Imagine if a referee didn’t just enforce the rules, but could create new rules mid-game, even if the new rules gave some teams and players an advantage over others. Such an “uber-ref” would have the power to basically pick winners and losers.
Maybe the ultimate anti-corruption plan is freedom.
Who would be more tempting to bribe? A regular ref who can nudge things your way by making bad calls here and there? Or an uber-ref who can tilt the whole playing field your way by making “big, structural changes” to the game?
Similarly, the bigger the government is, the more power it has to “rig the game of life,” and the more tempting it is to “bribe,” whether legally (lobbying) or illegally (cash payoffs).
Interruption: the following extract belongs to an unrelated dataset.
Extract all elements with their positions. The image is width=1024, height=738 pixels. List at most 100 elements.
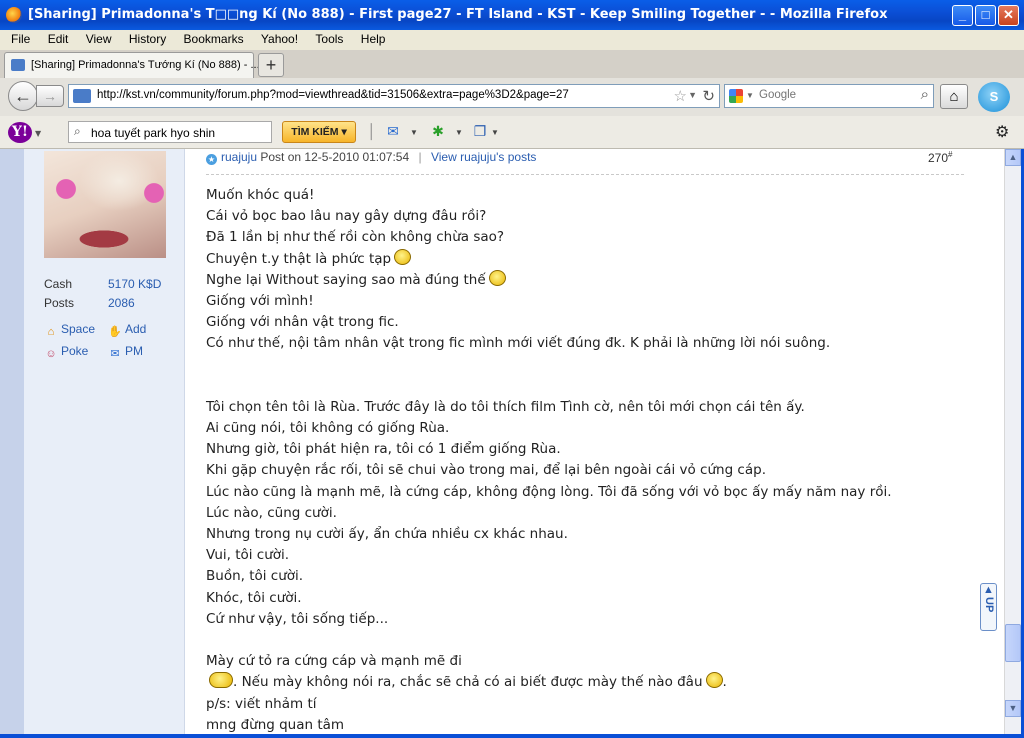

In other words, “Power tends to corrupt, and absolute power corrupts absolutely,” as a smart guy said over a century ago. Government power enables cheating, and nothing ruins a game like cheating. (For details on how this happens in real life all the time, check out FEE’s resources on “cronyism.”)
All this may be problematic for Senator Warren. The whole point of her anti-corruption plan is to remove obstacles to the “big, structural change” she wants to make as president. But her policies’ main themes are that they involve (1) the growth of government, and (2) the shrinkage of economic freedom, both of which, as we have covered, may very well boost corruption.
Senator Warren’s anti-corruption plan may attack a symptom of corruption, while neglecting—perhaps even feeding—the underlying disease.
What’s the alternative? Well, if the above studies are onto something, maybe our government should be less like an uber-ref and more like a regular referee, enforcing basic rules against “fouls” (like fraud and theft) instead of creating huge new ones all the time. That might discourage cheating by giving lobbyists less to lobby for, and encourage fair play by letting businesses be free to do honest business.
Maybe the ultimate anti-corruption plan is freedom.